Friday, May 30, 2014

Lament on Past Friendships

Do you know who your friends are? For most people, it takes years to realize that sometimes the people you thought were your friends really aren't. We get blinded by the fun you have in their presence. The memories that make us smile. The deepest of conversations. And then when it really matters... that's how you know who your true friends are.

Don't spend time on the people who don't care. The signs are usually there. They don't include you in plans. The only reason you happen to think you were friends with them is because there's always that one person in a group who truly cares about you. The others couldn't care less. They're never the one to text first to check in with you when you clearly just say hello and tell them you were thinking about them every once in a while. They fight with you and they use that as a way to never have to talk to again. And then when they do see you they couldn't give a crap to even say hello.

It sucks to know that the people who you opened your heart to just never wanted you to in the first place. It puts a hole in your heart knowing that you spent a year eating lunch with a group of people everyday when you could've been spending it with people who really cared about you. People who actually didn't need to pretend when around you.

Sometimes the only way to recognize this is to go through a separation from them. For me that was college. I knew that going away I wasn't going to talk a majority of people from high school ever again. It just didn't strike me that I wouldn't talk to the people I cared about the most at some point during my high school years. I sometime blame it on myself. I should've tried to stay in touch. I was the one who never called to check in. Yet I blame them too. They never called to see how I was doing. Never made the effort even when I saw them everyday. So why hold on? Why still hope that you could pretend nothing happened and you still were friends with the people you had been in the past?

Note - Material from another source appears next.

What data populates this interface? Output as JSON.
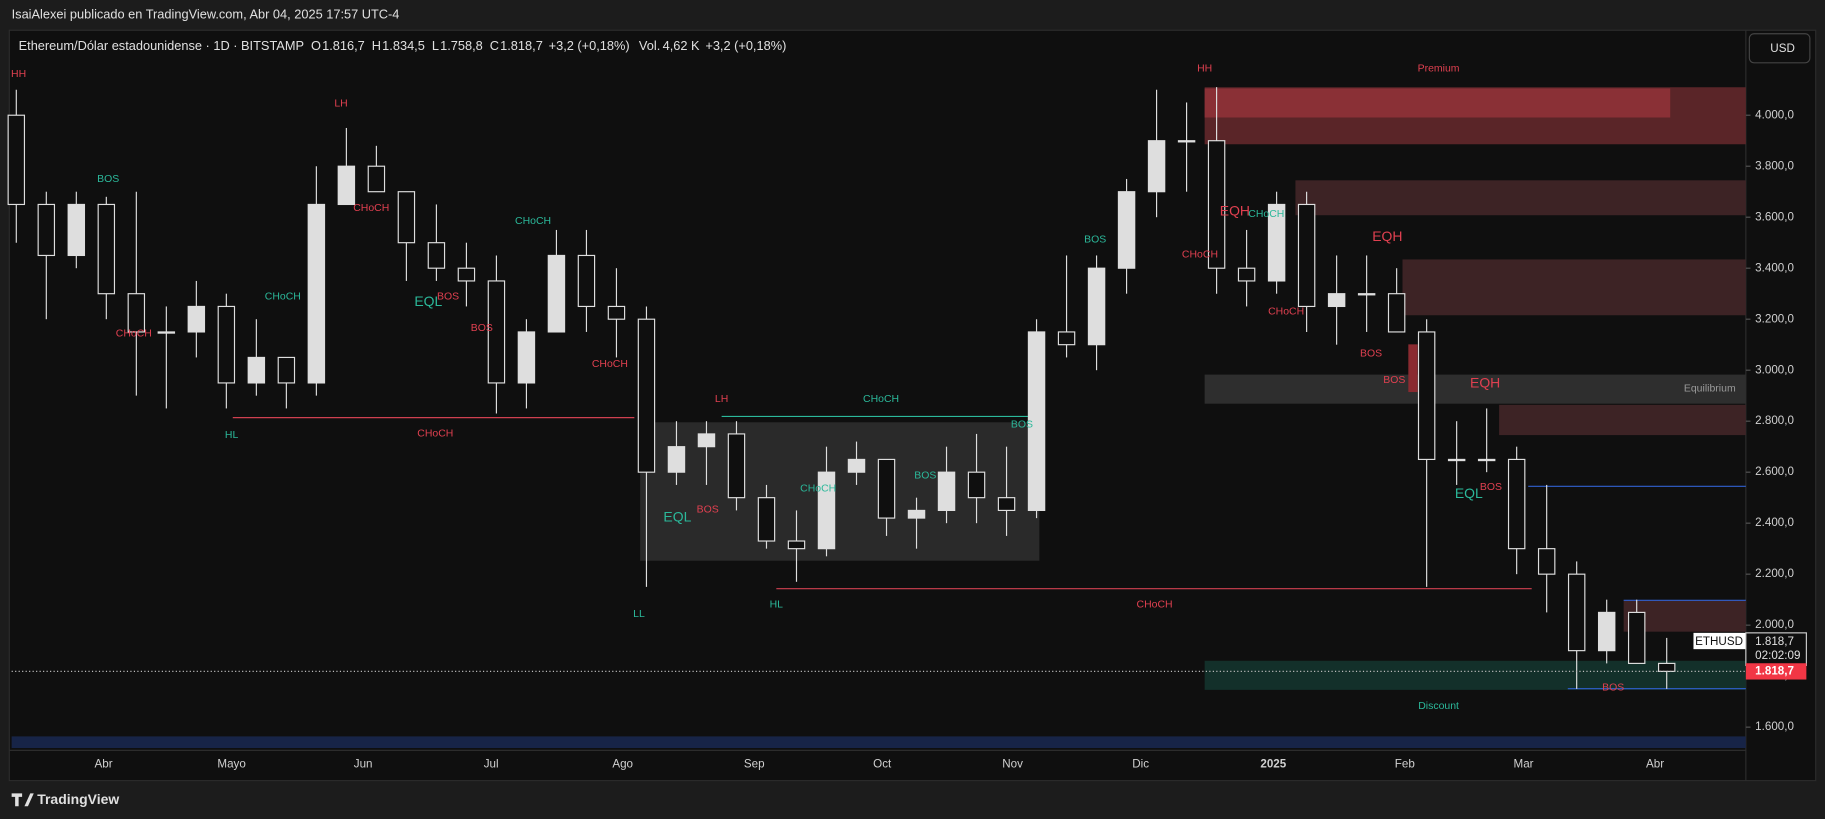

Why did they not feel like you were a friend in the first place? Were they jealous? Jealous that you were going away from home while most of them were stuck staying nearby. Did they think you were too nice? So nice that they took advantage of it without you knowing. Did they think you were perfect and had no flaws? So perfect and unflawed that once they notice your flaws they couldn't look at you the same way. Could they not handle your maturity? The maturity of someone who didn't feel that it was appropriate to be burping in public and making noises. The maturity of someone who could admit they were wrong and not shy away from a fight to figure out what the problem really is. Or was it that you were neither of those? So unlike that person that they didn't want to have anything to do with them.

There's a part of me that wishes I knew why they never thought I was their friend. A part of me that wants to tell myself that I had known all along and just wanted to deny it. A part of me that just wishes I could move past it and continue to enjoy all the people in my life that I know don't plan on leaving anytime soon. A part of me that wishes I could rewind and fix my mistakes.

But what is done is done. There's no going back. A year wasted on people who don't matter. A wasted year that has taught me not to let go of the friends I know don't need to pretend to like me. The friends who I could leave for months and come back to as if I never left. The friends who I can't leave for months and keep wishing I could go back to them the next day. Those are the people who I have in my life. Those are the people who will not waste another year of my life pretending to be a friend that they aren't.

Hold onto them. And make sure they can't get away.